La masacre del miércoles en París se inscribe en la gama alta de la vesania. Armas de asalto, sangre fría, fértil cosecha de víctimas y un objetivo elegido para hacer mucho daño. Tanto que decenas de millones de personas se duelen desde hace tres días por este rastrero golpe a la risa y la sonrisa, dos cúspides de la libertad de expresión, cima a su vez de un ordenamiento que en España llamamos democracia y en Francia se conoce como república.

Sin embargo, ni la bolsa de los ataques armados al modo de vida europeo aloja sólo yihadistas bien entrenados ni las armas blandidas son siempre fusiles de combate. Coches que atropellan a peatones en mercadillos navideños o se empotran inexplicablemente contra vehículos policiales conviven en la crónica negra europea con oscuras agresiones a agentes del orden, a menudo atribuidas a simples desequilibrados.
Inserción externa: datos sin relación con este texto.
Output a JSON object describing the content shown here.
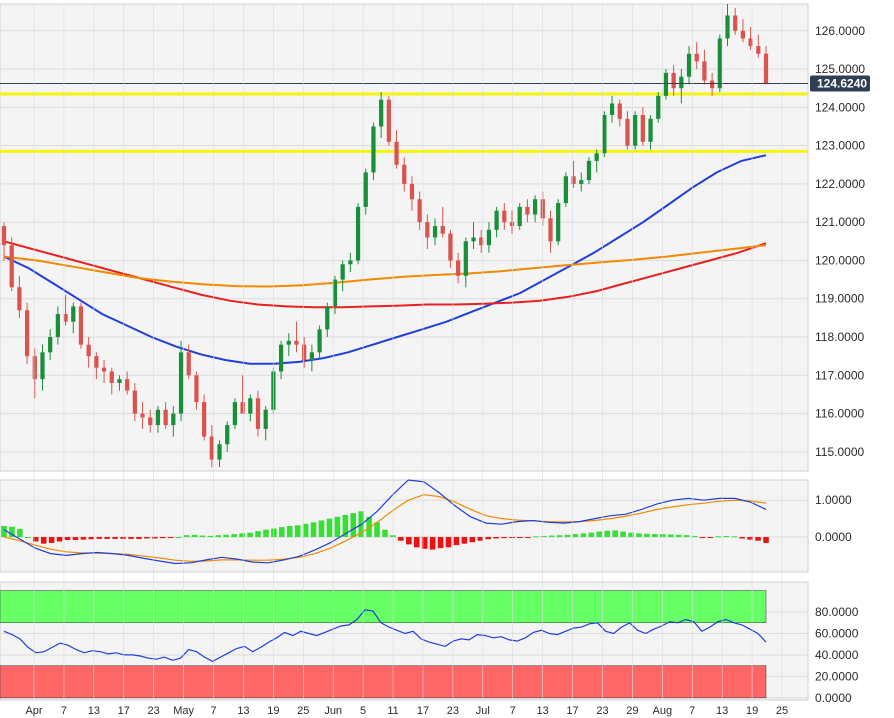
{
  "colors": {
    "background": "#ffffff",
    "panel_bg": "#f4f4f4",
    "grid": "#dcdcdc",
    "bull": "#1a8f3a",
    "bear": "#d9534f",
    "ma_fast": "#1f3fd8",
    "ma_mid": "#e82020",
    "ma_slow": "#f28a00",
    "horizontal_level": "#f5f50a",
    "price_tag": "#2f3e55",
    "macd_line": "#1f3fd8",
    "signal_line": "#f28a00",
    "hist_pos": "#33e033",
    "hist_neg": "#ee1111",
    "overbought_zone": "#66ff66",
    "oversold_zone": "#ff6666",
    "rsi_line": "#1f3fd8"
  },
  "chart_data": [
    {
      "type": "candlestick",
      "ylim": [
        114.5,
        126.7
      ],
      "yticks": [
        "115.0000",
        "116.0000",
        "117.0000",
        "118.0000",
        "119.0000",
        "120.0000",
        "121.0000",
        "122.0000",
        "123.0000",
        "124.0000",
        "125.0000",
        "126.0000"
      ],
      "xticks": [
        "Apr",
        "7",
        "13",
        "17",
        "23",
        "May",
        "7",
        "13",
        "19",
        "25",
        "Jun",
        "5",
        "11",
        "17",
        "23",
        "Jul",
        "7",
        "13",
        "17",
        "23",
        "29",
        "Aug",
        "7",
        "13",
        "19",
        "25"
      ],
      "last_price": "124.6240",
      "horizontal_levels": [
        124.35,
        122.85
      ],
      "candles": [
        [
          120.9,
          121.0,
          120.0,
          120.4
        ],
        [
          120.4,
          120.6,
          119.2,
          119.3
        ],
        [
          119.3,
          119.6,
          118.5,
          118.7
        ],
        [
          118.7,
          118.9,
          117.3,
          117.5
        ],
        [
          117.5,
          117.7,
          116.4,
          116.9
        ],
        [
          116.9,
          117.8,
          116.6,
          117.6
        ],
        [
          117.6,
          118.2,
          117.4,
          118.0
        ],
        [
          118.0,
          118.8,
          117.8,
          118.6
        ],
        [
          118.6,
          119.1,
          118.3,
          118.4
        ],
        [
          118.4,
          118.9,
          118.1,
          118.8
        ],
        [
          118.8,
          118.9,
          117.7,
          117.8
        ],
        [
          117.8,
          118.0,
          117.2,
          117.5
        ],
        [
          117.5,
          117.6,
          116.9,
          117.2
        ],
        [
          117.2,
          117.4,
          116.8,
          117.1
        ],
        [
          117.1,
          117.2,
          116.5,
          116.8
        ],
        [
          116.8,
          117.0,
          116.6,
          116.9
        ],
        [
          116.9,
          117.1,
          116.5,
          116.6
        ],
        [
          116.6,
          116.8,
          115.8,
          116.0
        ],
        [
          116.0,
          116.3,
          115.6,
          115.9
        ],
        [
          115.9,
          116.1,
          115.5,
          115.7
        ],
        [
          115.7,
          116.2,
          115.5,
          116.1
        ],
        [
          116.1,
          116.3,
          115.6,
          115.7
        ],
        [
          115.7,
          116.2,
          115.4,
          116.0
        ],
        [
          116.0,
          117.9,
          115.8,
          117.6
        ],
        [
          117.6,
          117.8,
          116.9,
          117.0
        ],
        [
          117.0,
          117.1,
          116.1,
          116.3
        ],
        [
          116.3,
          116.5,
          115.3,
          115.4
        ],
        [
          115.4,
          115.7,
          114.6,
          114.8
        ],
        [
          114.8,
          115.3,
          114.6,
          115.2
        ],
        [
          115.2,
          115.8,
          115.0,
          115.7
        ],
        [
          115.7,
          116.4,
          115.6,
          116.3
        ],
        [
          116.3,
          117.0,
          116.1,
          116.0
        ],
        [
          116.0,
          116.5,
          115.8,
          116.4
        ],
        [
          116.4,
          116.6,
          115.4,
          115.6
        ],
        [
          115.6,
          116.2,
          115.3,
          116.1
        ],
        [
          116.1,
          117.2,
          116.0,
          117.1
        ],
        [
          117.1,
          117.9,
          116.9,
          117.8
        ],
        [
          117.8,
          118.1,
          117.5,
          117.9
        ],
        [
          117.9,
          118.4,
          117.6,
          117.8
        ],
        [
          117.8,
          118.0,
          117.2,
          117.4
        ],
        [
          117.4,
          117.8,
          117.1,
          117.6
        ],
        [
          117.6,
          118.3,
          117.4,
          118.2
        ],
        [
          118.2,
          118.9,
          118.0,
          118.8
        ],
        [
          118.8,
          119.6,
          118.6,
          119.5
        ],
        [
          119.5,
          120.0,
          119.2,
          119.9
        ],
        [
          119.9,
          120.2,
          119.7,
          120.0
        ],
        [
          120.0,
          121.5,
          119.9,
          121.4
        ],
        [
          121.4,
          122.4,
          121.2,
          122.3
        ],
        [
          122.3,
          123.6,
          122.1,
          123.5
        ],
        [
          123.5,
          124.4,
          123.2,
          124.2
        ],
        [
          124.2,
          124.3,
          123.0,
          123.1
        ],
        [
          123.1,
          123.4,
          122.4,
          122.5
        ],
        [
          122.5,
          122.7,
          121.8,
          122.0
        ],
        [
          122.0,
          122.2,
          121.3,
          121.6
        ],
        [
          121.6,
          121.8,
          120.8,
          121.0
        ],
        [
          121.0,
          121.2,
          120.3,
          120.6
        ],
        [
          120.6,
          121.1,
          120.4,
          120.9
        ],
        [
          120.9,
          121.4,
          120.6,
          120.7
        ],
        [
          120.7,
          120.8,
          119.8,
          120.0
        ],
        [
          120.0,
          120.2,
          119.4,
          119.6
        ],
        [
          119.6,
          120.6,
          119.3,
          120.5
        ],
        [
          120.5,
          121.0,
          120.3,
          120.6
        ],
        [
          120.6,
          120.8,
          120.2,
          120.4
        ],
        [
          120.4,
          121.0,
          120.2,
          120.8
        ],
        [
          120.8,
          121.4,
          120.6,
          121.3
        ],
        [
          121.3,
          121.5,
          120.8,
          121.0
        ],
        [
          121.0,
          121.3,
          120.7,
          120.9
        ],
        [
          120.9,
          121.5,
          120.8,
          121.4
        ],
        [
          121.4,
          121.6,
          121.0,
          121.2
        ],
        [
          121.2,
          121.7,
          121.0,
          121.6
        ],
        [
          121.6,
          121.8,
          120.9,
          121.1
        ],
        [
          121.1,
          121.3,
          120.2,
          120.5
        ],
        [
          120.5,
          121.6,
          120.4,
          121.5
        ],
        [
          121.5,
          122.3,
          121.4,
          122.2
        ],
        [
          122.2,
          122.6,
          121.9,
          122.0
        ],
        [
          122.0,
          122.3,
          121.8,
          122.1
        ],
        [
          122.1,
          122.7,
          122.0,
          122.6
        ],
        [
          122.6,
          122.9,
          122.3,
          122.8
        ],
        [
          122.8,
          123.9,
          122.7,
          123.8
        ],
        [
          123.8,
          124.3,
          123.6,
          124.1
        ],
        [
          124.1,
          124.2,
          123.5,
          123.7
        ],
        [
          123.7,
          123.9,
          122.9,
          123.0
        ],
        [
          123.0,
          123.9,
          122.9,
          123.8
        ],
        [
          123.8,
          124.0,
          123.0,
          123.1
        ],
        [
          123.1,
          123.8,
          122.9,
          123.7
        ],
        [
          123.7,
          124.4,
          123.6,
          124.3
        ],
        [
          124.3,
          125.0,
          124.2,
          124.9
        ],
        [
          124.9,
          125.1,
          124.3,
          124.5
        ],
        [
          124.5,
          125.0,
          124.1,
          124.8
        ],
        [
          124.8,
          125.6,
          124.6,
          125.4
        ],
        [
          125.4,
          125.7,
          125.0,
          125.2
        ],
        [
          125.2,
          125.5,
          124.6,
          124.7
        ],
        [
          124.7,
          124.9,
          124.3,
          124.5
        ],
        [
          124.5,
          125.9,
          124.4,
          125.8
        ],
        [
          125.8,
          126.7,
          125.6,
          126.4
        ],
        [
          126.4,
          126.6,
          125.9,
          126.0
        ],
        [
          126.0,
          126.3,
          125.7,
          125.8
        ],
        [
          125.8,
          126.1,
          125.5,
          125.6
        ],
        [
          125.6,
          125.9,
          125.3,
          125.4
        ],
        [
          125.4,
          125.6,
          124.6,
          124.62
        ]
      ],
      "series": [
        {
          "ma": "fast",
          "values": [
            120.1,
            119.8,
            119.4,
            119.0,
            118.6,
            118.3,
            118.0,
            117.75,
            117.55,
            117.4,
            117.3,
            117.3,
            117.35,
            117.45,
            117.6,
            117.8,
            118.0,
            118.2,
            118.4,
            118.65,
            118.9,
            119.15,
            119.5,
            119.85,
            120.2,
            120.6,
            121.0,
            121.45,
            121.9,
            122.3,
            122.6,
            122.75
          ]
        },
        {
          "ma": "mid",
          "values": [
            120.5,
            120.3,
            120.1,
            119.9,
            119.7,
            119.5,
            119.3,
            119.1,
            118.95,
            118.85,
            118.8,
            118.78,
            118.78,
            118.8,
            118.82,
            118.85,
            118.85,
            118.87,
            118.9,
            118.95,
            119.05,
            119.2,
            119.4,
            119.6,
            119.8,
            120.0,
            120.2,
            120.45
          ]
        },
        {
          "ma": "slow",
          "values": [
            120.1,
            120.0,
            119.85,
            119.7,
            119.55,
            119.45,
            119.38,
            119.33,
            119.32,
            119.35,
            119.42,
            119.5,
            119.57,
            119.62,
            119.66,
            119.72,
            119.8,
            119.88,
            119.95,
            120.02,
            120.1,
            120.2,
            120.3,
            120.4
          ]
        }
      ]
    },
    {
      "type": "macd",
      "ylim": [
        -0.95,
        1.55
      ],
      "yticks": [
        "1.0000",
        "0.0000"
      ],
      "macd": [
        0.2,
        -0.05,
        -0.3,
        -0.45,
        -0.5,
        -0.45,
        -0.42,
        -0.45,
        -0.5,
        -0.58,
        -0.65,
        -0.72,
        -0.7,
        -0.62,
        -0.55,
        -0.6,
        -0.68,
        -0.7,
        -0.62,
        -0.52,
        -0.35,
        -0.15,
        0.1,
        0.35,
        0.7,
        1.15,
        1.55,
        1.5,
        1.2,
        0.85,
        0.55,
        0.38,
        0.35,
        0.42,
        0.45,
        0.4,
        0.38,
        0.42,
        0.5,
        0.58,
        0.62,
        0.75,
        0.9,
        1.0,
        1.05,
        1.0,
        1.05,
        1.05,
        0.95,
        0.75
      ],
      "signal": [
        0.0,
        -0.1,
        -0.22,
        -0.33,
        -0.4,
        -0.43,
        -0.44,
        -0.45,
        -0.47,
        -0.52,
        -0.57,
        -0.63,
        -0.66,
        -0.65,
        -0.62,
        -0.62,
        -0.63,
        -0.63,
        -0.6,
        -0.55,
        -0.45,
        -0.3,
        -0.1,
        0.12,
        0.4,
        0.72,
        1.0,
        1.15,
        1.1,
        0.95,
        0.75,
        0.58,
        0.5,
        0.46,
        0.44,
        0.42,
        0.41,
        0.42,
        0.45,
        0.5,
        0.57,
        0.65,
        0.75,
        0.82,
        0.88,
        0.92,
        0.97,
        1.0,
        0.98,
        0.92
      ],
      "hist": [
        0.3,
        0.28,
        0.22,
        0.0,
        -0.12,
        -0.18,
        -0.16,
        -0.12,
        -0.08,
        -0.08,
        -0.07,
        -0.06,
        -0.05,
        -0.05,
        -0.05,
        -0.05,
        -0.05,
        -0.05,
        -0.04,
        -0.04,
        -0.03,
        -0.02,
        0.0,
        0.05,
        0.06,
        0.04,
        0.03,
        0.05,
        0.06,
        0.08,
        0.1,
        0.12,
        0.16,
        0.2,
        0.23,
        0.27,
        0.3,
        0.32,
        0.36,
        0.4,
        0.45,
        0.5,
        0.55,
        0.6,
        0.65,
        0.7,
        0.55,
        0.4,
        0.2,
        0.05,
        -0.1,
        -0.2,
        -0.28,
        -0.32,
        -0.34,
        -0.3,
        -0.28,
        -0.22,
        -0.18,
        -0.14,
        -0.1,
        -0.06,
        -0.04,
        -0.03,
        -0.02,
        -0.02,
        -0.02,
        0.02,
        0.03,
        0.04,
        0.05,
        0.06,
        0.08,
        0.1,
        0.12,
        0.15,
        0.17,
        0.18,
        0.15,
        0.12,
        0.1,
        0.09,
        0.08,
        0.08,
        0.07,
        0.06,
        0.05,
        0.03,
        -0.02,
        -0.02,
        0.02,
        0.03,
        0.02,
        -0.04,
        -0.07,
        -0.1,
        -0.16
      ]
    },
    {
      "type": "rsi",
      "ylim": [
        -2,
        108
      ],
      "yticks": [
        "80.0000",
        "60.0000",
        "40.0000",
        "20.0000",
        "0.0000"
      ],
      "overbought_from": 70,
      "oversold_to": 30,
      "values": [
        62,
        59,
        55,
        47,
        42,
        43,
        47,
        51,
        49,
        45,
        42,
        44,
        43,
        41,
        42,
        40,
        40,
        39,
        37,
        36,
        38,
        35,
        37,
        45,
        43,
        38,
        34,
        38,
        42,
        46,
        48,
        43,
        47,
        52,
        56,
        61,
        58,
        62,
        60,
        58,
        61,
        64,
        67,
        68,
        73,
        82,
        81,
        70,
        66,
        63,
        60,
        62,
        55,
        52,
        50,
        48,
        53,
        55,
        54,
        59,
        58,
        56,
        57,
        54,
        53,
        56,
        61,
        63,
        60,
        59,
        62,
        65,
        66,
        69,
        70,
        62,
        60,
        66,
        70,
        63,
        60,
        64,
        67,
        71,
        70,
        73,
        71,
        62,
        66,
        71,
        73,
        70,
        68,
        64,
        60,
        52
      ]
    }
  ]
}
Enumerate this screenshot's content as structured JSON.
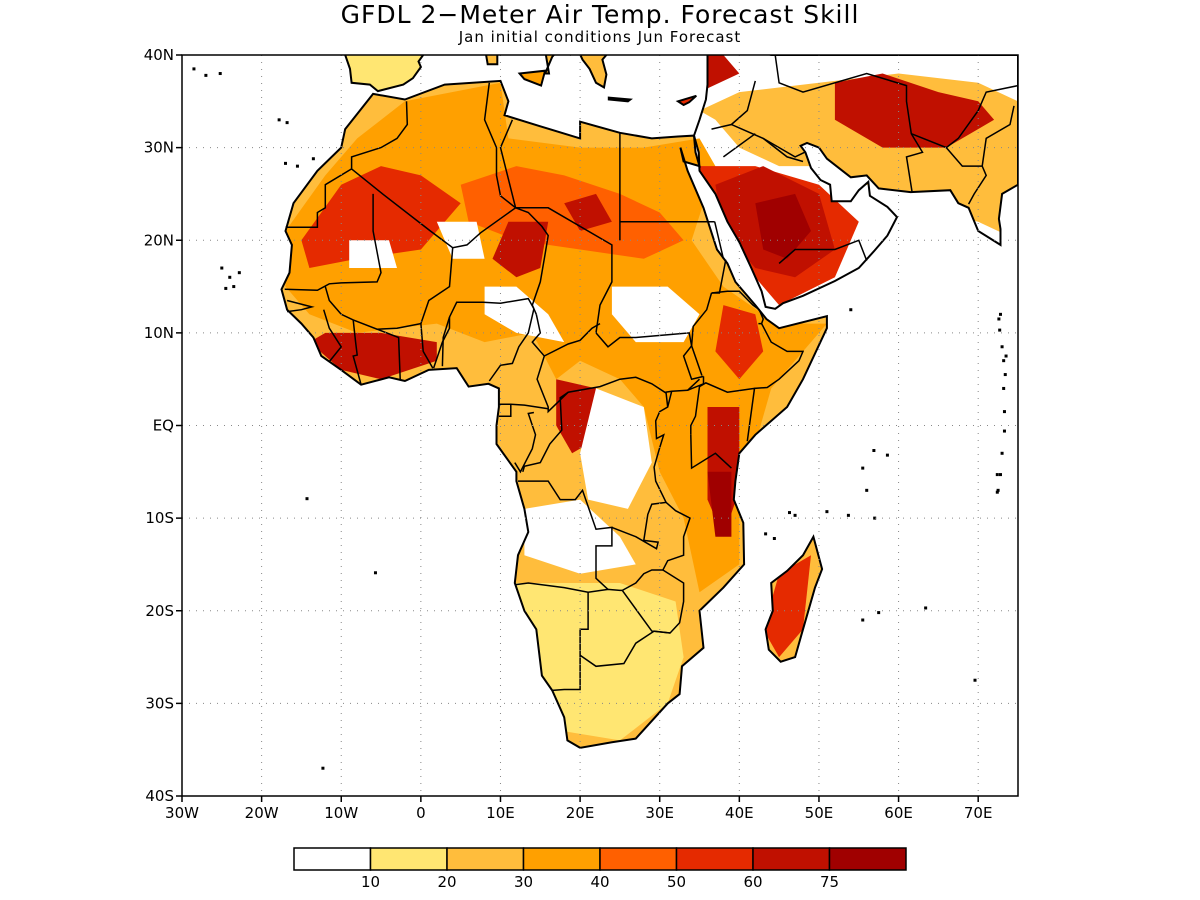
{
  "title": "GFDL 2−Meter Air Temp. Forecast Skill",
  "subtitle": "Jan initial conditions   Jun Forecast",
  "map": {
    "lon_range": [
      -30,
      75
    ],
    "lat_range": [
      -40,
      40
    ],
    "lon_ticks": [
      {
        "value": -30,
        "label": "30W"
      },
      {
        "value": -20,
        "label": "20W"
      },
      {
        "value": -10,
        "label": "10W"
      },
      {
        "value": 0,
        "label": "0"
      },
      {
        "value": 10,
        "label": "10E"
      },
      {
        "value": 20,
        "label": "20E"
      },
      {
        "value": 30,
        "label": "30E"
      },
      {
        "value": 40,
        "label": "40E"
      },
      {
        "value": 50,
        "label": "50E"
      },
      {
        "value": 60,
        "label": "60E"
      },
      {
        "value": 70,
        "label": "70E"
      }
    ],
    "lat_ticks": [
      {
        "value": 40,
        "label": "40N"
      },
      {
        "value": 30,
        "label": "30N"
      },
      {
        "value": 20,
        "label": "20N"
      },
      {
        "value": 10,
        "label": "10N"
      },
      {
        "value": 0,
        "label": "EQ"
      },
      {
        "value": -10,
        "label": "10S"
      },
      {
        "value": -20,
        "label": "20S"
      },
      {
        "value": -30,
        "label": "30S"
      },
      {
        "value": -40,
        "label": "40S"
      }
    ],
    "grid": "dotted"
  },
  "colorbar": {
    "colors": [
      "#ffffff",
      "#ffe672",
      "#ffbd3c",
      "#ffa000",
      "#ff6000",
      "#e52a00",
      "#c01000",
      "#a00000"
    ],
    "labels": [
      "10",
      "20",
      "30",
      "40",
      "50",
      "60",
      "75"
    ]
  },
  "skill_regions": [
    {
      "level": 3,
      "polygon": [
        [
          -17,
          21
        ],
        [
          -12,
          27
        ],
        [
          -8,
          31
        ],
        [
          -2,
          35
        ],
        [
          10,
          37
        ],
        [
          11,
          31
        ],
        [
          20,
          30
        ],
        [
          28,
          30
        ],
        [
          35,
          31
        ],
        [
          37,
          28
        ],
        [
          34,
          20
        ],
        [
          38,
          15
        ],
        [
          43,
          12
        ],
        [
          48,
          11
        ],
        [
          51,
          11
        ],
        [
          44,
          4
        ],
        [
          42,
          -2
        ],
        [
          40,
          -9
        ],
        [
          40,
          -15
        ],
        [
          35,
          -18
        ],
        [
          33,
          -10
        ],
        [
          30,
          -5
        ],
        [
          28,
          2
        ],
        [
          25,
          5
        ],
        [
          20,
          7
        ],
        [
          17,
          5
        ],
        [
          14,
          10
        ],
        [
          8,
          9
        ],
        [
          2,
          11
        ],
        [
          -8,
          10
        ],
        [
          -14,
          12
        ],
        [
          -17,
          15
        ]
      ]
    },
    {
      "level": 1,
      "polygon": [
        [
          12,
          -17
        ],
        [
          20,
          -17
        ],
        [
          25,
          -17
        ],
        [
          32,
          -19
        ],
        [
          33,
          -25
        ],
        [
          31,
          -30
        ],
        [
          25,
          -34
        ],
        [
          18,
          -33
        ],
        [
          15,
          -28
        ],
        [
          12,
          -20
        ]
      ]
    },
    {
      "level": 2,
      "polygon": [
        [
          35,
          34
        ],
        [
          40,
          36
        ],
        [
          50,
          37
        ],
        [
          60,
          38
        ],
        [
          70,
          37
        ],
        [
          75,
          35
        ],
        [
          75,
          20
        ],
        [
          70,
          22
        ],
        [
          60,
          24
        ],
        [
          56,
          26
        ],
        [
          50,
          28
        ],
        [
          45,
          28
        ],
        [
          40,
          30
        ],
        [
          37,
          33
        ]
      ]
    },
    {
      "level": 5,
      "polygon": [
        [
          35,
          28
        ],
        [
          42,
          28
        ],
        [
          50,
          26
        ],
        [
          55,
          22
        ],
        [
          52,
          16
        ],
        [
          45,
          13
        ],
        [
          40,
          18
        ],
        [
          36,
          24
        ]
      ]
    },
    {
      "level": 5,
      "polygon": [
        [
          -15,
          20
        ],
        [
          -10,
          26
        ],
        [
          -5,
          28
        ],
        [
          0,
          27
        ],
        [
          5,
          24
        ],
        [
          0,
          19
        ],
        [
          -8,
          18
        ],
        [
          -14,
          17
        ]
      ]
    },
    {
      "level": 4,
      "polygon": [
        [
          5,
          26
        ],
        [
          12,
          28
        ],
        [
          18,
          27
        ],
        [
          25,
          25
        ],
        [
          30,
          23
        ],
        [
          33,
          20
        ],
        [
          28,
          18
        ],
        [
          20,
          19
        ],
        [
          12,
          20
        ],
        [
          6,
          22
        ]
      ]
    },
    {
      "level": 6,
      "polygon": [
        [
          11,
          22
        ],
        [
          16,
          22
        ],
        [
          15,
          17
        ],
        [
          12,
          16
        ],
        [
          9,
          18
        ]
      ]
    },
    {
      "level": 6,
      "polygon": [
        [
          18,
          24
        ],
        [
          22,
          25
        ],
        [
          24,
          22
        ],
        [
          20,
          21
        ]
      ]
    },
    {
      "level": 6,
      "polygon": [
        [
          37,
          26
        ],
        [
          43,
          28
        ],
        [
          50,
          25
        ],
        [
          52,
          19
        ],
        [
          47,
          16
        ],
        [
          42,
          17
        ],
        [
          38,
          21
        ]
      ]
    },
    {
      "level": 7,
      "polygon": [
        [
          42,
          24
        ],
        [
          47,
          25
        ],
        [
          49,
          21
        ],
        [
          46,
          18
        ],
        [
          43,
          19
        ]
      ]
    },
    {
      "level": 6,
      "polygon": [
        [
          -12,
          10
        ],
        [
          -5,
          10
        ],
        [
          2,
          9
        ],
        [
          2,
          7
        ],
        [
          -5,
          5
        ],
        [
          -10,
          6
        ],
        [
          -14,
          9
        ]
      ]
    },
    {
      "level": 6,
      "polygon": [
        [
          36,
          2
        ],
        [
          40,
          2
        ],
        [
          40,
          -7
        ],
        [
          38,
          -12
        ],
        [
          36,
          -8
        ]
      ]
    },
    {
      "level": 7,
      "polygon": [
        [
          36,
          -5
        ],
        [
          39,
          -5
        ],
        [
          39,
          -12
        ],
        [
          37,
          -12
        ]
      ]
    },
    {
      "level": 6,
      "polygon": [
        [
          17,
          5
        ],
        [
          22,
          4
        ],
        [
          23,
          -1
        ],
        [
          19,
          -3
        ],
        [
          17,
          0
        ]
      ]
    },
    {
      "level": 5,
      "polygon": [
        [
          38,
          13
        ],
        [
          42,
          12
        ],
        [
          43,
          8
        ],
        [
          40,
          5
        ],
        [
          37,
          8
        ]
      ]
    },
    {
      "level": 5,
      "polygon": [
        [
          45,
          -16
        ],
        [
          49,
          -14
        ],
        [
          48,
          -22
        ],
        [
          45,
          -25
        ],
        [
          43,
          -22
        ]
      ]
    },
    {
      "level": 6,
      "polygon": [
        [
          52,
          37
        ],
        [
          58,
          38
        ],
        [
          65,
          36
        ],
        [
          70,
          35
        ],
        [
          72,
          33
        ],
        [
          66,
          30
        ],
        [
          58,
          30
        ],
        [
          52,
          33
        ]
      ]
    },
    {
      "level": 6,
      "polygon": [
        [
          30,
          40
        ],
        [
          38,
          40
        ],
        [
          40,
          38
        ],
        [
          35,
          36
        ],
        [
          30,
          37
        ]
      ]
    },
    {
      "level": 0,
      "polygon": [
        [
          8,
          15
        ],
        [
          12,
          15
        ],
        [
          16,
          12
        ],
        [
          18,
          9
        ],
        [
          12,
          10
        ],
        [
          8,
          12
        ]
      ]
    },
    {
      "level": 0,
      "polygon": [
        [
          24,
          15
        ],
        [
          31,
          15
        ],
        [
          35,
          12
        ],
        [
          33,
          9
        ],
        [
          27,
          9
        ],
        [
          24,
          12
        ]
      ]
    },
    {
      "level": 0,
      "polygon": [
        [
          22,
          4
        ],
        [
          28,
          2
        ],
        [
          29,
          -4
        ],
        [
          26,
          -9
        ],
        [
          21,
          -8
        ],
        [
          20,
          -3
        ]
      ]
    },
    {
      "level": 0,
      "polygon": [
        [
          2,
          22
        ],
        [
          7,
          22
        ],
        [
          8,
          18
        ],
        [
          4,
          18
        ]
      ]
    },
    {
      "level": 0,
      "polygon": [
        [
          13,
          -9
        ],
        [
          20,
          -8
        ],
        [
          25,
          -12
        ],
        [
          27,
          -15
        ],
        [
          20,
          -16
        ],
        [
          13,
          -14
        ]
      ]
    },
    {
      "level": 0,
      "polygon": [
        [
          -9,
          20
        ],
        [
          -4,
          20
        ],
        [
          -3,
          17
        ],
        [
          -9,
          17
        ]
      ]
    }
  ]
}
La muerte de un policía arrojado a las vías del tren por un paria africano en la estación madrileña de Embajadores no es sino un ejemplo muy reciente.

Curiosamente, los atropellos indiscriminados o el acuchillamiento de viandantes al azar son prácticas al alza entre los palestinos que atentan contra judíos en Jerusalén y Cisjordania. Pero mientras a las autoridades de Israel, país en estado de guerra desde su fundación, parece encajarles bien en la agenda la denuncia de estos hechos como formas artesanales de terrorismo, las autoridades europeas parecen proclives a minimizarlos como accidentes o raptos de locura. Actitud esta que, en sordina, viene siendo denunciada, al menos entre sus afiliados, por algunos sindicatos policiales desde hace ya tiempo.

Tranquilícese el lector, que en las siguientes líneas no le aguarda el diseño de ninguna teoría conspiranoica. Tan sólo la exposición del convencimiento de que tanto los golpes yihadistas de diseño como los ataques artesanales a policías y viandantes se nutren en Europa de un sustrato común: la miseria. Miseria es lo que transpira la biografía de los asesinos de Charlie Hebdo, desarraigados hijos de inmigrantes magrebíes cuya vida suburbial de trapicheros de hachís e incendiarios sabatinos de coches se ha visto ´redimida´ por la misión suprema de vengar a Mahoma. Y miseria transpira la vida del costamarfileño, atrapado en el espejismo de una falsa tierra de promisión, que sólo ve luz a su túnel provocando a un policía para, al grito de «te voy a tirar a la vía, puto madero», enzarzarse con él en una pelea que acabe bajo las ruedas de un tren.

De ahí que las soluciones de urgencia que, esta como otras veces, se están proponiendo tras la masacre del miércoles sean, cuando menos, muy insuficientes. Tratar de liquidar a ese grupo yihadista que se hace llamar Estado Islámico y, más allá, a Al Qaeda y a las diferentes manifestaciones bélicas del yihadismo en Asia y África es, sin duda, una necesidad geopolítica para Occidente. Una necesidad en el múltiple significado de un vocablo que, según el DRAE, alude a «aquello a lo cual es imposible sustraerse, faltar o resistir», pero también al «impulso irresistible que hace que las causas obren infaliblemente en cierto sentido». Dicho de otro modo, la lucha contra el yihadismo es una exigencia para la defensa de los intereses occidentales y también una inevitable consecuencia del camino emprendido por Occidente tras la caída del Muro y la desaparición del enemigo comunista.

Sin embargo, ese ´necesario´ combate contra el yihadismo difícilmente alejará del suelo europeo las manifestaciones desesperadas de violencia si, en paralelo, no se ponen en pie en el Viejo Continente políticas destinadas a combatir la miseria. La de los inmigrantes de primera, segunda o tercera generación, por supuesto, pero también la de los propios europeos, sometidos desde 2008 a un creciente proceso de pauperización y exclusión social. Por no hablar, pues es tarea que supera a la cada vez más débil Europa, de la miseria de las poblaciones asiáticas y africanas que sufren más que ninguna otra los embates yihadistas.

Todo lo cual exigiría de los grupos políticos que rigen la Europa actual una inteligencia y un vigor de los que, por desgracia, llevan años haciendo escasa gala. Entre otras cosas, porque el flujo de inteligencia y vigor hacia el mundo de la política parece inversamente proporcional a su dependencia de los grandes conglomerados financieros.